The new media and coaches polls are out and Maryland remains atop both tallies, looking down at the rest of Division I lacrosse with a smirk while it chows down on a giant turkey leg. (Kings still eat stereotypical giant turkey legs while sitting on thrones, right? Good.) Cornell managed to grab a first-place vote in the coaches poll -- shine on, you crazy diamond -- but otherwise the Terrapins are a virtually unanimous selection as the best team in the country right now.
We're kind of approaching the point where math rankings are starting to become valuable. Looking over the data I think we're still about a week or so away from the math polls finding suitable stability, but I decided to include them in the aggregation this weekend for a simple reason: They do a really nice job of showing just how little we know about a majority of Division I teams. The underlying data set needs more information for things to start to focus, and we're just not at that point yet. So, if you think that the human polls have been volatile, just look at what the math polls are doing.

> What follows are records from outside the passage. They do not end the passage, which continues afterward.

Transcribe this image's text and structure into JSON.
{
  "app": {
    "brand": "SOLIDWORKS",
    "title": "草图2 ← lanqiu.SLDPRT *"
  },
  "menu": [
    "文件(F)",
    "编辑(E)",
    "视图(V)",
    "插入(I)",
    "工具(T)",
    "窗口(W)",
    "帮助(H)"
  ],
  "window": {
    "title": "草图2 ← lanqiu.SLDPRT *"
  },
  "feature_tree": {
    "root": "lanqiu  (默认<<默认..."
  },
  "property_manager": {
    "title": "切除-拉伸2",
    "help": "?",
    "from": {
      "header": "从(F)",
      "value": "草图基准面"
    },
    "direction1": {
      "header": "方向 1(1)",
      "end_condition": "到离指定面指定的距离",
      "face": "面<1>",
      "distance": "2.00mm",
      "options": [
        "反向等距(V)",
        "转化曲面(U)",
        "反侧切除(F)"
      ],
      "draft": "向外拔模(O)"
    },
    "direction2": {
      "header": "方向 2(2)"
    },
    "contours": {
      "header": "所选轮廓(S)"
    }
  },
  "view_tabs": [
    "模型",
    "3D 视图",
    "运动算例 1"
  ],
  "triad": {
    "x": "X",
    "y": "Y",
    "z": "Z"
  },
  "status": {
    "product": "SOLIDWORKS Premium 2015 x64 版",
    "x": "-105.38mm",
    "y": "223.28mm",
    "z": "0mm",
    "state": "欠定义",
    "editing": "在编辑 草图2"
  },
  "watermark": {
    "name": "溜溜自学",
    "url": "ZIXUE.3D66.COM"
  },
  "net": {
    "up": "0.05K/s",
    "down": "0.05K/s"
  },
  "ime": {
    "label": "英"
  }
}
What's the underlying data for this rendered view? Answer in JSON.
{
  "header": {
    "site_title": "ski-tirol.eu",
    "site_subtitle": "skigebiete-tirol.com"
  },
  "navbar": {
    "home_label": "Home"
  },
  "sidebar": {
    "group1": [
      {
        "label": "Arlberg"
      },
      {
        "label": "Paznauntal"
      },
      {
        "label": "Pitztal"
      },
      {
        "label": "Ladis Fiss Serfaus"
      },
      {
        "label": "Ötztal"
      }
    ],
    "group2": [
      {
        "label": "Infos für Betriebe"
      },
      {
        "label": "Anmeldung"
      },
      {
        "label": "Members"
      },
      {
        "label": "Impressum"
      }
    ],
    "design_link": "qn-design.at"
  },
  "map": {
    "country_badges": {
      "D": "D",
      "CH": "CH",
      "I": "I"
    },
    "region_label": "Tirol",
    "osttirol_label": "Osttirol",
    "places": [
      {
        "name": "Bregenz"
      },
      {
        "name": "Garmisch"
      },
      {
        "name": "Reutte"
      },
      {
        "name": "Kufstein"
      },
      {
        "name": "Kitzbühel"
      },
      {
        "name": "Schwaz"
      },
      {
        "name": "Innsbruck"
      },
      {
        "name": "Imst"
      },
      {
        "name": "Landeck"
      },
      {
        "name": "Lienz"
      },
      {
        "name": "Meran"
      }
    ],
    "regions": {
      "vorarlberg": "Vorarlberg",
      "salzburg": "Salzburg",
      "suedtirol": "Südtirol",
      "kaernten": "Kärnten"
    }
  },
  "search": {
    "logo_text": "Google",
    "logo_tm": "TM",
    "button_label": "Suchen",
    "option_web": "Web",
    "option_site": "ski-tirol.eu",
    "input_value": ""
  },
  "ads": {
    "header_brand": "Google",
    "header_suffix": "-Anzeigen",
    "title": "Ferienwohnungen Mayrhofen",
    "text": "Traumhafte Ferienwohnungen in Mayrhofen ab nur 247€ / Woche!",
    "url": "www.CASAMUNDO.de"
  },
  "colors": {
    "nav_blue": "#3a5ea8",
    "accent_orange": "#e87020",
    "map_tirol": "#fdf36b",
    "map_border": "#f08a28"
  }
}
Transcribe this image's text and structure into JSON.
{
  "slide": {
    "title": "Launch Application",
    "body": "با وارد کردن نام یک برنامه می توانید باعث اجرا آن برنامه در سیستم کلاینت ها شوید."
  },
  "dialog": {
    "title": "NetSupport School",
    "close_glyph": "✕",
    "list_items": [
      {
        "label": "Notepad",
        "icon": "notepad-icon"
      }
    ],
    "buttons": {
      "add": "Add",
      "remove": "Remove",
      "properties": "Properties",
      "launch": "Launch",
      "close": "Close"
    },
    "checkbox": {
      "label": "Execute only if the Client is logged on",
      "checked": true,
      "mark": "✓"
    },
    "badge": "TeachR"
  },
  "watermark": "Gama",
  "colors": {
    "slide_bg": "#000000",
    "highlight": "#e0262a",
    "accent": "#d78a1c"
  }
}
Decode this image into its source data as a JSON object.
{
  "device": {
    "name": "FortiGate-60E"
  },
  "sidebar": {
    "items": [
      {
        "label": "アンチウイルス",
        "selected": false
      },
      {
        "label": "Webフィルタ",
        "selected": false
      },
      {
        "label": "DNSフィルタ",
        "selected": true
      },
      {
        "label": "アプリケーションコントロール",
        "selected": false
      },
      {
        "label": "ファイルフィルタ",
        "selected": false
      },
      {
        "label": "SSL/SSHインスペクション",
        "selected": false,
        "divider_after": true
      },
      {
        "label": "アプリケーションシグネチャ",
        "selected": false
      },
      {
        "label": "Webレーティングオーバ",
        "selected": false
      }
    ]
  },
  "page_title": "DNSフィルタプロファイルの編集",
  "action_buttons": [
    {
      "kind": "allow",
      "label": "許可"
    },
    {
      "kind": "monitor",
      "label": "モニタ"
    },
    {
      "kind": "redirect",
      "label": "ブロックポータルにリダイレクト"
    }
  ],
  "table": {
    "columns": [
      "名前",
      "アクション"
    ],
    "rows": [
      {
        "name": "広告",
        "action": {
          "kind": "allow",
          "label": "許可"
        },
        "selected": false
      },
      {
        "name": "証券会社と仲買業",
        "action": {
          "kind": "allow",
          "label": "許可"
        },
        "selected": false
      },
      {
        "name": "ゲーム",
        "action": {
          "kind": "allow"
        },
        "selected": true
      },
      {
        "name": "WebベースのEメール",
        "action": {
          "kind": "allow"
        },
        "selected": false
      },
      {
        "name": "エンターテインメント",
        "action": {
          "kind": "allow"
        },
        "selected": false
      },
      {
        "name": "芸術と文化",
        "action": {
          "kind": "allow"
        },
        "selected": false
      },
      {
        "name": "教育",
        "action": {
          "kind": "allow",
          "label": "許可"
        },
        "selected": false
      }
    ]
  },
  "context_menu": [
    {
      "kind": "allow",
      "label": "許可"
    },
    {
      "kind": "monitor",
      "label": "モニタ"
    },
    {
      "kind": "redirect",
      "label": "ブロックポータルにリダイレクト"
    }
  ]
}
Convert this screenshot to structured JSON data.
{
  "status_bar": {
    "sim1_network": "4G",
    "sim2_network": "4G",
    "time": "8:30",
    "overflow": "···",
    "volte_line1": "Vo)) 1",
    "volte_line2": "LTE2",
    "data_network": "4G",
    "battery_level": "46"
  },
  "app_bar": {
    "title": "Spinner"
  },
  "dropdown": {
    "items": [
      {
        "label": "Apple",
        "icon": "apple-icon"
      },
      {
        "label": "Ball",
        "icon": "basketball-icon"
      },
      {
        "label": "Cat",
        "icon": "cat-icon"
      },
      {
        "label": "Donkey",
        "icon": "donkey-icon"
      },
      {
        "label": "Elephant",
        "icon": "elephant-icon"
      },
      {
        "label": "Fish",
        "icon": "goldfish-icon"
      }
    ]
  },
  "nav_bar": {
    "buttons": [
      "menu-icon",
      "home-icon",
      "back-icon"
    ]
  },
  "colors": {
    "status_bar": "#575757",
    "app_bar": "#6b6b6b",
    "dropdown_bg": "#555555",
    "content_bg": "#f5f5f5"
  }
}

The below aggregation considers every team slotted in the top 20 of at least one set of rankings. Again, don't freak out about the computer-type rankings at this point; it's still early, but they shouldn't be ignored as tools. Some brief thoughts follow the table.
LAXPOWER: These are the LaxPower ratings. These ratings are based on solid math, importantly considering margin of victory.
RPI: This is stupid person math. I include these rankings only because the NCAA is full of stupid people and they still use this stupid person math as a major piece of their stupid tournament selection criteria. I've included these rankings this week because I am, apparently, as stupid as everyone and everything else.
EFFICIENCY: This is just a ranking of a team's efficiency margin, as adjusted for strength of schedule. These are similar to Ken Pomeroy's rankings, but slightly different. (Pomeroy uses win expectation as the basis of his ratings. We each, however, use the same foundation (efficiency).)
AVG.: Average of the "math" rankings.
COACHES/MEDIA: These are the human polls, as voted on by humans. These humans have different jobs, though: One set judges humans while clad in university-issued apparel; the other set of humans judges others simply to sell ink and paper. These polls are from March 11, 2013.
AVG.: This is the average the Earth-human polls.
DIFF.: The difference between the "math" polls and the human polls. A negative value means that "math" is rating a team higher than the things that are carbon-based; the inverse means that the things made out of 75% water are rating a team higher than the things not made out of any water.
AVG.: Average of the math and human polls. This is how the table is ordered.
- Cornell and Maryland are heads and shoulders above the rest of the nation, and it's not even close. I don't know how things would shake out if the Terps and Red met today -- probably something awesome would happen, but in terms of guessing the score outcome, I'm still blissfully ignorant -- but these two teams have done the most impressive job of establishing themselves so far this season.
- I was asked this weekend what I thought about Johns Hopkins. My response: "I don't know. I'm waiting until Saturday when the Jays go to the Dome to make a decision." What I didn't let on was that a lot of my questions about Hopkins is that their math rankings (excluding RPI) are about five positions worse than their human rankings. Does the math have it right? Are the humans the actual geniuses? I don't know the answer to that; if I did I could, once and for all, end any thoughts the robots may have of revolting against the human race. The biggest takeaway here is that if you think you have a solid read on the Jays, you may be lying to yourself..
- The machines say that the humans are underrating Brown. I'm not sure that's true -- Bruno has only played four games, and they need a game or two more under their belts for the calculations to not have a lot of noise in them -- but I'll say this: If the Bears are truly in the vicinity of where the computer rankings have them, the race in the Ivy League this season is going to be bonkers with Brown, Cornell, Princeton, Pennsylvania, and Yale. Regardless, Brown needs to show me some stronger wins against better opponents for me to believe what calculators are telling me.
- As for Lehigh and Penn State, they're kind of in the same boat. For me, I'm willing to give teams loaded with talent that have bullets in the magazine (not to mention solid coaching) the benefit of the doubt in early March in terms of poll positioning. However, the computers have basically spit out an "Icky!" response for both despite what the humans are doing.
What do you guys think about this? Okay or no-kay? The comments, they are yours.